Centrist Emmanuel Macron has gone through to the second round of the French election, where he will face far-right leader Marine Le Pen.
Mr Macron, a former banker, is seen as a political newcomer – and ran without the backing of an established party.
After topping Sunday’s vote, he is now favourite to win the run-off on 7 May.
It is the first time in six decades that neither of France’s main left-wing or right-wing parties has had a candidate in the second round.
Mr Macron won 23.8% of votes in the first round, while Ms Le Pen took 21.5%. The turnout was high, at almost 79%.
The nearest challengers, centre-right François Fillon and hard-left Jean-Luc Mélenchon, fell behind with just over 19% each.
But several political rivals are now expected to unite behind Mr Macron in the run-off vote, in a bid to keep Ms Le Pen’s Front National (FN) from power.
At 39, Mr Macron could become the youngest president France has ever had – and the first president in the Fifth Republic who does not belong to a major party.
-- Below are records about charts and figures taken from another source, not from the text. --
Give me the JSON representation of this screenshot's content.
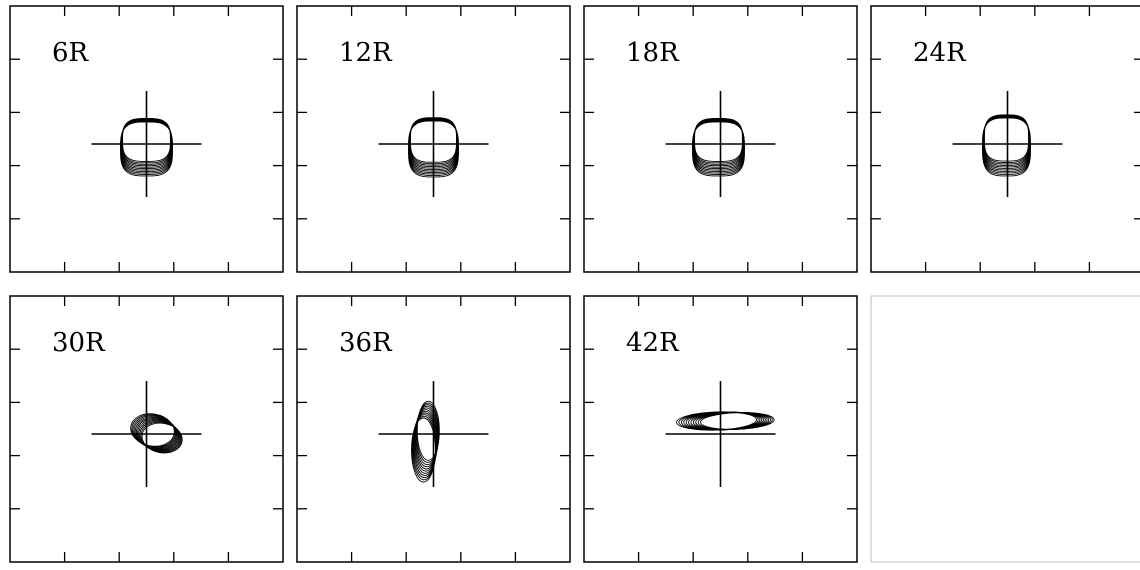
{
  "chart_data": {
    "type": "contour",
    "grid_rows": 2,
    "grid_cols": 4,
    "panels": [
      {
        "label": "6R",
        "shape": "square",
        "contours": 11,
        "offset": [
          0,
          0
        ],
        "rx": 26,
        "ry": 27,
        "tilt": 0,
        "drift": [
          0.0,
          0.0
        ]
      },
      {
        "label": "12R",
        "shape": "square",
        "contours": 11,
        "offset": [
          0,
          0
        ],
        "rx": 25,
        "ry": 28,
        "tilt": 0,
        "drift": [
          0.0,
          0.0
        ]
      },
      {
        "label": "18R",
        "shape": "square",
        "contours": 11,
        "offset": [
          -2,
          0
        ],
        "rx": 26,
        "ry": 27,
        "tilt": 0,
        "drift": [
          0.0,
          0.0
        ]
      },
      {
        "label": "24R",
        "shape": "square",
        "contours": 11,
        "offset": [
          -1,
          -2
        ],
        "rx": 24,
        "ry": 29,
        "tilt": 0,
        "drift": [
          0.0,
          0.0
        ]
      },
      {
        "label": "30R",
        "shape": "ellipse",
        "contours": 11,
        "offset": [
          6,
          -4
        ],
        "rx": 22,
        "ry": 16,
        "tilt": 10,
        "drift": [
          0.6,
          0.5
        ]
      },
      {
        "label": "36R",
        "shape": "ellipse",
        "contours": 11,
        "offset": [
          -10,
          16
        ],
        "rx": 12,
        "ry": 32,
        "tilt": 0,
        "drift": [
          0.3,
          -1.2
        ]
      },
      {
        "label": "42R",
        "shape": "ellipse",
        "contours": 11,
        "offset": [
          -4,
          -13
        ],
        "rx": 40,
        "ry": 9,
        "tilt": -2,
        "drift": [
          1.3,
          0.0
        ]
      },
      {
        "label": "",
        "shape": "empty",
        "contours": 0,
        "offset": [
          0,
          0
        ],
        "rx": 0,
        "ry": 0,
        "tilt": 0,
        "drift": [
          0,
          0
        ]
      }
    ],
    "xlim": [
      -2.5,
      2.5
    ],
    "ylim": [
      -2.5,
      2.5
    ],
    "xlabel": "",
    "ylabel": "",
    "grid": false,
    "colors": {
      "ink": "#000000",
      "background": "#ffffff"
    }
  }
}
Mr Macron was current President Francois Hollande’s economy minister but quit to create his own party, En Marche, which pushes a liberal, pro-EU agenda.
His campaign promises include:
In a victory speech to supporters, Mr Macron borrowed language favoured by his rival to describe himself as the patriotic choice for France.
“I hope that in a fortnight I will become your president. I want to become the president of all the people of France – the president of the patriots in the face of the threat from the nationalists,” he said.